Сидя с Плотниковым в густых зарослях терновника, капитан курил, смотрел, как в лиловый дым табака влетали, гудя, шмели, и слушал рассказ Плотникова. Плотников, спотыкаясь, говорил:
— Вы знаете, я читал… вот в этих, значит, местах… через Колхиду проходила великая дорога в Индию… это ее остатки… Она шла через Нахарский перевал на Дербент, потом через Персию… Здесь богатые города были… Золото добывали. Сюда ссылали лучших римских людей… Вот под этим камнем, понимаете, может быть, лежит Спартак какой-нибудь или полководец, изменивший Цезарю… чувствуете…сюда Одиссей приезжал за золотом… золотое руно называется… Я читал, — это, знаете, они так делали… брали баранью шкуру, клали ее вот в такую речонку, например Келасуру, вода в шерсть наносила золотой песок… Отсюда и название — золотое руно.
— Слушай, Плотников, — сказал капитан. — Вот перейдем к настоящему мирному строительству, тогда двинем, брат, с тобой по этому римскому пути, обследуем. Академии наук рапорт напишем. Как думаешь, не стыдно будет таким делом заняться?
— Чего ж стыдно, товарищ Кравченко? Дело научное, чистое.
— Так смотри, значит, двинем?
— Двинем!
Капитан подумал, что сейчас не хватает Батурина или Берга: они рассказали бы об этом римском пути так, что мурашки забегали бы по коже. Он вспомнил слова Берга: «Что бы вы ни делали, делайте с пафосом, иначе у вас ни черта не получится».
«Что ж, верно, — подумал капитан. — Славные ребята!»
Дома после экскурсии в горы капитан застал письмо Батурина, запоздалый ответ на телеграмму.
«Я пережил жестокое потрясение, — писал Батурин, — говорить о нем не буду, издали вы не поймете. На Нелидовой жениться не собираюсь, бросьте ваши шуточки. Я, прежде всего, ее не нашел. Берг бездействует. Уже июль, а мы ни черта не сделали. Нажимайте, иначе мы сядем».
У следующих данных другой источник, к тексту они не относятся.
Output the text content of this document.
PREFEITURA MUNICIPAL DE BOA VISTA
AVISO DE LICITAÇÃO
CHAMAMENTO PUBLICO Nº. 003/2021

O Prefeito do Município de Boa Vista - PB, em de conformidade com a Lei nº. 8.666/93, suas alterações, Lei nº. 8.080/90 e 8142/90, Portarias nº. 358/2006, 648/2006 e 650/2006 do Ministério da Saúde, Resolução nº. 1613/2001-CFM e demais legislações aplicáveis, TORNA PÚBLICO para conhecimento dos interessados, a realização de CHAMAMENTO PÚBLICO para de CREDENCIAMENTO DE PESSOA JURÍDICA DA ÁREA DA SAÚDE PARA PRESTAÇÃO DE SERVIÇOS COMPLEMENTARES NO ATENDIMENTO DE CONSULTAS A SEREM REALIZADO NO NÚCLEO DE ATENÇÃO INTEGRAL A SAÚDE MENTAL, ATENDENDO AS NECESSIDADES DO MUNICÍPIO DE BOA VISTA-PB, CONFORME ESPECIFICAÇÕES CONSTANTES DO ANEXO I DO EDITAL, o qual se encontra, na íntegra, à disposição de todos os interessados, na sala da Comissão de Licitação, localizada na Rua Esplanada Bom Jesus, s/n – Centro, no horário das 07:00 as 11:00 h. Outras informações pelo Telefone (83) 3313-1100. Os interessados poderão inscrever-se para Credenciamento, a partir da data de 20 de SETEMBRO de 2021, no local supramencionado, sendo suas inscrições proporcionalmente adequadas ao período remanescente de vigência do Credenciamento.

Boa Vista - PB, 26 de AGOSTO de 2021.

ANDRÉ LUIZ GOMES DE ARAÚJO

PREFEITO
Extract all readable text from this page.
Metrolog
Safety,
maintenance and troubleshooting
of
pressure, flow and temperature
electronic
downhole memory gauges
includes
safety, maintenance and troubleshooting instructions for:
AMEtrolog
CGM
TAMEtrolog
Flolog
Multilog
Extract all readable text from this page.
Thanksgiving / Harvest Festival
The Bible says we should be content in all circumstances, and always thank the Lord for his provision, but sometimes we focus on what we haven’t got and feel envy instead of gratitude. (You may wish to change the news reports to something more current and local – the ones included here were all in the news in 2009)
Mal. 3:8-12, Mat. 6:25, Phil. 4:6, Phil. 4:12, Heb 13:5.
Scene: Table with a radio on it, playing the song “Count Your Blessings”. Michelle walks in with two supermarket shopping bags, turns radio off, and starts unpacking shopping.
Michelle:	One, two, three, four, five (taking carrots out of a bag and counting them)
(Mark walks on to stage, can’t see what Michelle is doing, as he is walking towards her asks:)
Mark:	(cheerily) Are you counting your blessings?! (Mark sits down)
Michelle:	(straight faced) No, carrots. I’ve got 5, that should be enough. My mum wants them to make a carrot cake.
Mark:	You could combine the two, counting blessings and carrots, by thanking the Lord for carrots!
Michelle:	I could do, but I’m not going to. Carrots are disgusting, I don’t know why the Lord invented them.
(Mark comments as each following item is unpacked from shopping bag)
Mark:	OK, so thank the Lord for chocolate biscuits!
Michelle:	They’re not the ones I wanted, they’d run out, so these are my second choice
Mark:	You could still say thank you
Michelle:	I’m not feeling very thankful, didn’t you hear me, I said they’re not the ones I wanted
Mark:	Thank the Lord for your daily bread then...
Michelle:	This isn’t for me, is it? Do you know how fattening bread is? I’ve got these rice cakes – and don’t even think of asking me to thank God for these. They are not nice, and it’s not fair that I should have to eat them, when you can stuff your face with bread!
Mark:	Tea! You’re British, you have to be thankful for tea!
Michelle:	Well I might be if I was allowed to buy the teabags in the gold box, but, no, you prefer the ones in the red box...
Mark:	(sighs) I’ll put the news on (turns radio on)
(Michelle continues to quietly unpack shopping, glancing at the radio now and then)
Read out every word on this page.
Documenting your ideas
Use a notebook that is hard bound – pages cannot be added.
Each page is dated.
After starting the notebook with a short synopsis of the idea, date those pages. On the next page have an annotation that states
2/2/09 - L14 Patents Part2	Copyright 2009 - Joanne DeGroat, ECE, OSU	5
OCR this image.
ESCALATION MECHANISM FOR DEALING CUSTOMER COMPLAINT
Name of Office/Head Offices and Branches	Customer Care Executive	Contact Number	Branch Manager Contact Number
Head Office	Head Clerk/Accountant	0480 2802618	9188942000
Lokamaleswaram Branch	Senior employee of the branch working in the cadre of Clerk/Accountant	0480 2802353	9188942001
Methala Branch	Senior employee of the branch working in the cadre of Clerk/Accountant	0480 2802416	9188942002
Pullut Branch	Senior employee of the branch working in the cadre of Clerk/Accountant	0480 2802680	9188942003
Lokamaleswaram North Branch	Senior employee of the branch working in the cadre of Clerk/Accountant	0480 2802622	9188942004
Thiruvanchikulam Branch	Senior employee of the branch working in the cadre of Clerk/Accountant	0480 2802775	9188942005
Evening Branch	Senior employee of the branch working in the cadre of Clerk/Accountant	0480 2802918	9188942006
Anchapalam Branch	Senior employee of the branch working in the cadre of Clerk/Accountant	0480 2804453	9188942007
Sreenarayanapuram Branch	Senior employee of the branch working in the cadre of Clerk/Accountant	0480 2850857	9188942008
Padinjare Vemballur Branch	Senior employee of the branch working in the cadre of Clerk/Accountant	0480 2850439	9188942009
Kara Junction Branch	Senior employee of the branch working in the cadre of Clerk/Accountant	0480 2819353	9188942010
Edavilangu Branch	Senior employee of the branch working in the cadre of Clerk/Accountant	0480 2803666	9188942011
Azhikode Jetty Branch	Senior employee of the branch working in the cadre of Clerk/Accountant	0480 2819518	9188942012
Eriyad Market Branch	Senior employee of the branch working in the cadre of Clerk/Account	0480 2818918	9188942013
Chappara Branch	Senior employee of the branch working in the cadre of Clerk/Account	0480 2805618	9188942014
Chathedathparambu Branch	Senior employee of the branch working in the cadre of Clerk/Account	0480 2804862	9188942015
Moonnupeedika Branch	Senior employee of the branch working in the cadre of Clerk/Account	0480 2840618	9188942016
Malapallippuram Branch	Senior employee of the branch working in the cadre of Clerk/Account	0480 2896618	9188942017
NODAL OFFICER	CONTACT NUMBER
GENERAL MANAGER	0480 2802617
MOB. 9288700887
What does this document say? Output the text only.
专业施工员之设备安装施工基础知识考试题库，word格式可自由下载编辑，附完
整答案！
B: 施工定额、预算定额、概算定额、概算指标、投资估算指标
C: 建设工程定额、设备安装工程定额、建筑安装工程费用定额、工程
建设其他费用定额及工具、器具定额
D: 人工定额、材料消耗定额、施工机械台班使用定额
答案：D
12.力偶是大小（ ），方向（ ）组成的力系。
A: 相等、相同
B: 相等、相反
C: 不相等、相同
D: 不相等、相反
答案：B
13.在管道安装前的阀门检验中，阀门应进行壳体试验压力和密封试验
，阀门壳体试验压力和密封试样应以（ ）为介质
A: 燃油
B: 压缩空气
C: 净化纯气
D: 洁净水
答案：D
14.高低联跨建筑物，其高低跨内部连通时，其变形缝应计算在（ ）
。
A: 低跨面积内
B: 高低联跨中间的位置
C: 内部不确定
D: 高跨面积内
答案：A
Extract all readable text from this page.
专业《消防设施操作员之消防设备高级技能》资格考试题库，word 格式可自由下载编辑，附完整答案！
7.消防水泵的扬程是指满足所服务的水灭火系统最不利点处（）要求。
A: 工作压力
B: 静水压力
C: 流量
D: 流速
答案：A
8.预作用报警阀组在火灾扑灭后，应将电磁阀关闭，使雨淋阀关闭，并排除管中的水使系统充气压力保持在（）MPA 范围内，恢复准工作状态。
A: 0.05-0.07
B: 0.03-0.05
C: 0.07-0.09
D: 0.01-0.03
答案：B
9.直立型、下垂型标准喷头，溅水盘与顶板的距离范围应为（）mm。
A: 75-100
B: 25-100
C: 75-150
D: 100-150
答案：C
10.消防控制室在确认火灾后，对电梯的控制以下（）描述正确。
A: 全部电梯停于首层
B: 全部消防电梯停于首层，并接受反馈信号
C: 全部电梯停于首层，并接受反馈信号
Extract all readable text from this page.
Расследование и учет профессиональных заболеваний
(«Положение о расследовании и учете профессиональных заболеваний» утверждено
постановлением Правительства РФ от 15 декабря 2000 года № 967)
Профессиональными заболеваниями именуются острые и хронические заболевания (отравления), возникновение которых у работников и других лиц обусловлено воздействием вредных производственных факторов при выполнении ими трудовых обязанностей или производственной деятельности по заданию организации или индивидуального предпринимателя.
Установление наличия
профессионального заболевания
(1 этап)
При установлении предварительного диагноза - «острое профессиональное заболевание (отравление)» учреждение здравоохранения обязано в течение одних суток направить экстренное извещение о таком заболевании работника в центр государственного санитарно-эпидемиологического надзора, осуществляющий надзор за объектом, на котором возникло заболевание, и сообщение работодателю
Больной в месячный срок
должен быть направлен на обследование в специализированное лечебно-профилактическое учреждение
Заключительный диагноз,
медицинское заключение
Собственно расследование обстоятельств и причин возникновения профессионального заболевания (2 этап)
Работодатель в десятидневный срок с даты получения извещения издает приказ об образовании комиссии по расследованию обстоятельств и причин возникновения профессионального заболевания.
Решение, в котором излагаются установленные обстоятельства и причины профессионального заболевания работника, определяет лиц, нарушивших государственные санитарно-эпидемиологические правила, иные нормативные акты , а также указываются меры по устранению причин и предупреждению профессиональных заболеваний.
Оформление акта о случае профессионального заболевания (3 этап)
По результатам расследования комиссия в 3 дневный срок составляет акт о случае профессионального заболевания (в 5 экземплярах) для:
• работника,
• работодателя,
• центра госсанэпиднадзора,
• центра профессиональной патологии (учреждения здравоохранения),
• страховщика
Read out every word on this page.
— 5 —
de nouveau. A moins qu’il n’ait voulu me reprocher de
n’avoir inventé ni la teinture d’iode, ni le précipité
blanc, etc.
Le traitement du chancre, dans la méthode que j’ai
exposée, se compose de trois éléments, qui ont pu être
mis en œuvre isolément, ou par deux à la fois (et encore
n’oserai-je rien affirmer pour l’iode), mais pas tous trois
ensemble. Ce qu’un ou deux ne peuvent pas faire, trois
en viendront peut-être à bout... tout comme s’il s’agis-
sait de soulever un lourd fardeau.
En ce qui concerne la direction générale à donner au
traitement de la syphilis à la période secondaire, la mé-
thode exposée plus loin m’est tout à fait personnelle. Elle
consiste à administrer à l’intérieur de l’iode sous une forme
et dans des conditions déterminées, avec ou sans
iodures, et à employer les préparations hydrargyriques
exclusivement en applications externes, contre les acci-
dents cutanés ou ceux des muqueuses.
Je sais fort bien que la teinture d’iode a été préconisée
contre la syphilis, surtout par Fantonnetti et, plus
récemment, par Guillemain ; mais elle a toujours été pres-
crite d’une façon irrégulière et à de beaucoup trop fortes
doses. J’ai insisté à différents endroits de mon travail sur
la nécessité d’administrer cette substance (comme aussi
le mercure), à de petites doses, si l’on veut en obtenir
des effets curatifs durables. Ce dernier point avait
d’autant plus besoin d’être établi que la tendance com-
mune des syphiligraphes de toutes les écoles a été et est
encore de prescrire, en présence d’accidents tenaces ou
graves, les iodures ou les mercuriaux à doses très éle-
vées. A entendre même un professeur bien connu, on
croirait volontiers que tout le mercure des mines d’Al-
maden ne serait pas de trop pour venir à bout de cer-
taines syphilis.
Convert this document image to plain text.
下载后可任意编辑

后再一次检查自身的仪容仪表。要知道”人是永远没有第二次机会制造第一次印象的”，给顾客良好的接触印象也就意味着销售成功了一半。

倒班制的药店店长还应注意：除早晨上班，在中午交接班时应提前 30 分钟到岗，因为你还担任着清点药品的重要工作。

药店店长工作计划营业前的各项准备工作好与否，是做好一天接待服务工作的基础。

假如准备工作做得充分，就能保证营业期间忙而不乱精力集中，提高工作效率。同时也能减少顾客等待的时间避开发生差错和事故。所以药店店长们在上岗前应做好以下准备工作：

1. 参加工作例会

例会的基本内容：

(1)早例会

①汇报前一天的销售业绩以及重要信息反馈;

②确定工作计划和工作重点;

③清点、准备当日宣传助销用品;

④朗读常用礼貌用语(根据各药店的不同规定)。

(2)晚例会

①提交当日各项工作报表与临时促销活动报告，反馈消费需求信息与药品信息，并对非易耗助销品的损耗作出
— На черта мне сдалось нажимать! — пробормотал капитан. — Погоди, получишь второе письмо, тогда запоешь иначе.
Но все же он решил посвятить Плотникова в тайну поисков. Плотиков подумал, поплевал на папироску и ответил:
— Ну, что ж. Помогу. Дело, по-моему, почти государственное.
Он действительно помог. Через несколько дней он рассказал капитану, что Виттоль опять в Сухуме и сейчас уехал в Очемчиры за табаком.
— Надо ехать вслед, — забеспокоился капитан. — Черт его знает, что у него там в Очемчирах.
Плотников отпросился с работы на два дня, и они уехали. В Очемчирах Виттоля не застали, — час назад он выехал на лошадях обратно в Сухум. Капитан побагровел и стукнул кулаком по столу. Они сидели в духане.
— Сукин кот! — Он хмуро посмотрел по сторонам. — Опять я зеванул. Надо сейчас же жарить в Сухум.